To improve the system's concurrent performance, you should focus on the design of the database system and its related code objects. SQL Server 2000 supports TB-level data storage, and its scalability can grow linearly without restrictions. The task of the database administrator is to manage the database lifecycle, that is, the design and optimization cycle of all database components (from code to data storage on the disk, to ensure that the design always meets the requirements of the service level agreement.

Iv. Tables and Indexes

The physical data structure has also been improved to improve the flexibility of design and maintenance.

As tables or indexes grow, SQL Server allocates new data pages to eight groups. These data pages are called extensions. Although columns of the text, ntext, or image type can be stored on different pages, a row of data cannot exceed one page, so it can only have 8 KB of data. The keys of tables with clustered indexes are stored on the disk in sequence. Heap tables without clustered indexes are unordered. Records are stored in the order of insertion.

SQL Server 2000 supports the index view, which is often called the object view in other database products. When a clustered index is created on a view, the view converts the derived object to the basic object stored in the database, and its structure is the same as that of the table with the clustered index. The index view can be used to store pre-calculated values or complex join results, provided that the maintenance overhead cannot exceed the performance gains. In SQL Server 2000 Enterprise Edition, as long as the index view can optimize the query plan, the query processor will automatically use it. The index view can improve the query speed for data that is rarely changed but often used as a component of a complex join or computing query.

Intra-row text

In-row text can be used to store small text data on the home page. For example, if a table has a text column, but the text value is usually smaller than the rest of the content in the row can be placed on the same common page, you can set the threshold value in the text column. The threshold is used to determine the maximum text length that can be stored on the home page rather than on a separate text page. If most of the data can be stored on the home page, but only a small part of the data is relatively large, you need to create a text page. This can improve the performance.
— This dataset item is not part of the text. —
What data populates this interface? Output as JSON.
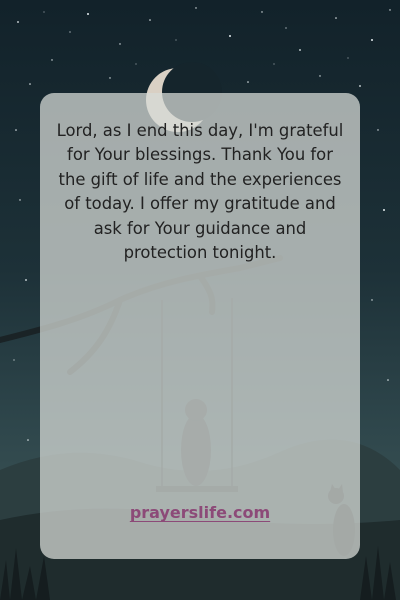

To determine under what circumstances the new feature is used, you need to weigh the storage density (or the number of rows stored on each data page) and improve I/O performance. For example, a text column in a table is used to store comments. This column contains 20% of the text values, while the other 80% of the text values are less than 100 bytes. In this case, it seems that the intra-row text solution can be used; however, the intra-row text should be considered only when data in such columns is frequently accessed. If you frequently access this table but only view this comment column during special search, it is not best to use intra-row text. Because the number of rows stored on each page is small, the storage density is reduced. Because the table contains more pages, the table scan response time also increases. Therefore, the best way to implement intra-row text is that there are text columns that require frequent access, and many values of this column are smaller than 8 K, which can be stored in rows.

New data type

SQL Server 2000 introduces three new data types. Bigint is an 8-byte integer. SQL _variant can store data values of different data types. The third data type table can be used to optimize performance. Table variables make tempdb more efficient and faster than temporary tables. Like other variables, they are used to declare their batch processing. The table variable function is similar to a temporary table, but its performance is higher than that of a temporary table or cursor, and it can use server resources more effectively. Generally, when creating code that interacts with the database, you must consider the best way to use available resources on the server.

Index

By using indexes, You can optimize data access. Because whether an index is created depends on the usage, the primary cause of database slowness is incorrect indexes. Standard Index maintenance should include periodic verification of the current index scheme and appropriate addition or deletion of indexes to adapt to the current system usage.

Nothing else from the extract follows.